Enough of her culture had seeped into my young brain by then to tell me I was living a very different sort of life. In spite of how my parents were raising me, with love and opportunity and generosity and kindness, I felt like a part of me was missing.

After escaping her childhood home my mother spent only a brief time with the women who welcomed her into their underground world. After a couple days of rest and preparation, they handed her a small cardboard box that held travel documents and enough money to buy food and clothing. The rest, they told her, was up to her.

During yet another dark night, the journey to her new life resumed. The women had arranged for her safe passage out of the country, but she needed to figure out how to get to her final destination. Hitching rides from kind strangers, and sleeping under the stars, she finally made her way to England, where she quickly enrolled in school. At night, she worked at a ground level pub along a quiet one-way street. The family who owned the place allowed her to sleep in the back room that was equipped with a bathroom and a small sink. They were kind and never asked questions my mother was not prepared to answer. They had a good idea that she was on the run from someone or something, but never pressured her to divulge her secrets.

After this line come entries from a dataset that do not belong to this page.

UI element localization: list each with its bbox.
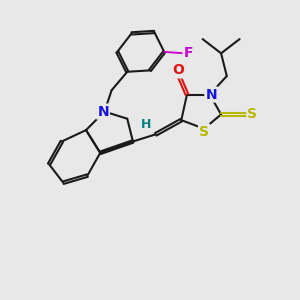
Text: S: S bbox=[199, 124, 209, 139]
Text: H: H bbox=[140, 118, 151, 131]
Text: S: S bbox=[248, 107, 257, 122]
Text: N: N bbox=[205, 88, 217, 101]
Text: O: O bbox=[172, 63, 184, 77]
Text: F: F bbox=[184, 46, 193, 60]
Text: N: N bbox=[97, 105, 109, 118]
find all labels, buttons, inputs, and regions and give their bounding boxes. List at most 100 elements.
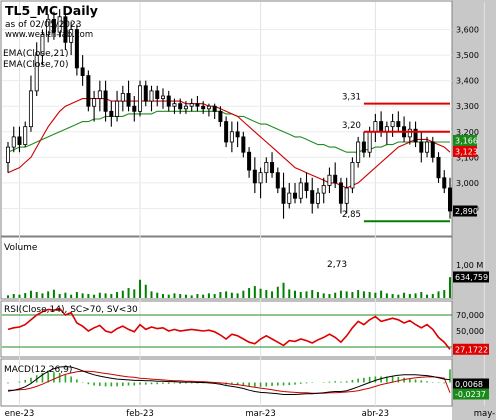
price-bar — [143, 80, 148, 107]
price-bar-body — [46, 18, 51, 36]
price-bar-body — [224, 121, 229, 143]
price-bar — [293, 182, 298, 204]
rsi-title: RSI(Close,14), SC>70, SV<30 — [4, 305, 138, 315]
level-label: 2,85 — [342, 210, 361, 220]
price-bar — [189, 98, 194, 112]
price-bar — [115, 90, 120, 122]
price-bar-body — [212, 105, 217, 112]
price-bar — [224, 116, 229, 148]
price-bar — [419, 131, 424, 163]
price-bar — [287, 182, 292, 209]
price-bar-body — [229, 131, 234, 143]
price-bar-body — [97, 90, 102, 99]
price-bar — [310, 177, 315, 214]
price-bar-body — [258, 172, 263, 184]
price-bar — [80, 55, 85, 86]
price-value-tag — [453, 134, 477, 146]
rsi-tick-label: 50,000 — [456, 327, 484, 336]
price-bar — [229, 121, 234, 153]
grid — [2, 2, 485, 406]
price-bar-body — [132, 105, 137, 112]
price-bar-body — [80, 67, 85, 76]
price-bar-body — [367, 131, 372, 153]
x-tick-label: feb-23 — [126, 409, 154, 419]
macd-line — [7, 366, 451, 395]
price-bar — [109, 101, 114, 127]
price-bar-body — [344, 187, 349, 204]
price-bar-body — [74, 29, 79, 69]
price-bar-body — [338, 182, 343, 204]
volume-panel-frame — [0, 236, 453, 300]
volume-annotation: 2,73 — [327, 260, 347, 270]
axis-labels: ene-23 feb-23 mar-23 abr-23 may- 3,600 3,500 3,… — [5, 26, 496, 419]
price-value-tag-text: 3,166 — [455, 136, 478, 145]
price-bar — [218, 106, 223, 127]
price-value-tag — [453, 205, 477, 217]
price-bar — [241, 131, 246, 158]
price-bar — [436, 152, 441, 183]
price-bar-body — [201, 105, 206, 110]
rsi-tick-label: 70,000 — [456, 311, 484, 320]
price-bar — [361, 131, 366, 158]
price-bar — [103, 80, 108, 122]
price-bar-body — [103, 90, 108, 112]
macd-panel-frame — [0, 358, 453, 407]
price-bar-body — [23, 126, 28, 145]
macd-signal-line — [8, 370, 451, 394]
price-bar — [402, 116, 407, 142]
price-bar-body — [350, 162, 355, 189]
ema70-line — [7, 110, 450, 153]
price-bar-body — [57, 16, 62, 33]
price-bar-body — [40, 34, 45, 56]
price-bar — [6, 142, 11, 173]
price-value-tag-text: 3,123 — [455, 147, 478, 156]
price-bar — [57, 9, 62, 38]
price-tick-label: 3,300 — [456, 102, 479, 111]
price-tick-label: 3,000 — [456, 179, 479, 188]
price-bar — [407, 121, 412, 145]
price-bar-body — [430, 141, 435, 158]
price-bar-body — [264, 162, 269, 174]
price-bar-body — [138, 85, 143, 112]
price-bar — [384, 121, 389, 145]
price-bar-body — [447, 187, 452, 212]
rsi-value-tag — [453, 343, 489, 355]
price-bar — [201, 101, 206, 114]
macd-series — [7, 366, 451, 395]
price-bar — [172, 98, 177, 114]
price-bar-body — [373, 121, 378, 133]
price-bar-body — [86, 75, 91, 107]
price-bar — [298, 177, 303, 204]
price-bar-body — [143, 85, 148, 102]
watermark: www.wealth-lab.com — [5, 30, 93, 40]
price-bar — [252, 157, 257, 194]
level-label: 3,20 — [342, 121, 361, 131]
price-bar — [390, 113, 395, 137]
price-tick-label: 3,600 — [456, 26, 479, 35]
chart-date: as of 02/05/2023 — [5, 20, 81, 30]
price-tick-label: 3,400 — [456, 77, 479, 86]
price-bar-body — [149, 90, 154, 102]
price-bar-body — [310, 190, 315, 204]
price-bar-body — [298, 182, 303, 199]
price-bar-body — [189, 103, 194, 107]
x-tick-label: abr-23 — [362, 409, 389, 419]
price-bar — [69, 21, 74, 56]
price-bar-body — [281, 187, 286, 204]
volume-title: Volume — [4, 243, 38, 253]
price-bar — [413, 121, 418, 148]
price-bar-body — [92, 98, 97, 107]
price-bar-body — [407, 128, 412, 138]
price-bar-body — [413, 128, 418, 143]
ema21-line — [7, 98, 451, 189]
price-bar — [92, 90, 97, 122]
price-bar — [396, 111, 401, 132]
rsi-line — [7, 307, 451, 350]
price-bar — [17, 126, 22, 153]
price-bar-body — [419, 141, 424, 153]
price-bar-body — [287, 192, 292, 204]
price-bar-body — [155, 90, 160, 99]
price-bar-body — [321, 185, 326, 194]
price-bar-body — [293, 192, 298, 199]
rsi-value-tag-text: 27,1722 — [455, 345, 488, 354]
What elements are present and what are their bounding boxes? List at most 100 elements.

They had a son, who was a few years older than my mother and studying medicine at university. They often spoke of how proud they were of Easton and his brilliant mind. My mother listened politely at first to the glowing stories, but over time began to genuinely look forward to the tales they told of the fine stranger who seemed destined to spend his life saving others.

By the time Christmas rolled around that year, my mother was fully engrossed in Easton and spent many hours dreaming of the moment he would arrive home for holiday break. The family had invited her to spend the holiday with them at their country home a few miles outside of the city. My mother had no car, so the husband decided he would help her close the pub early the evening before, then take her home with him. His friendly ways were unfamiliar to my mother, but she accepted this gracious invitation out of respect and curiosity.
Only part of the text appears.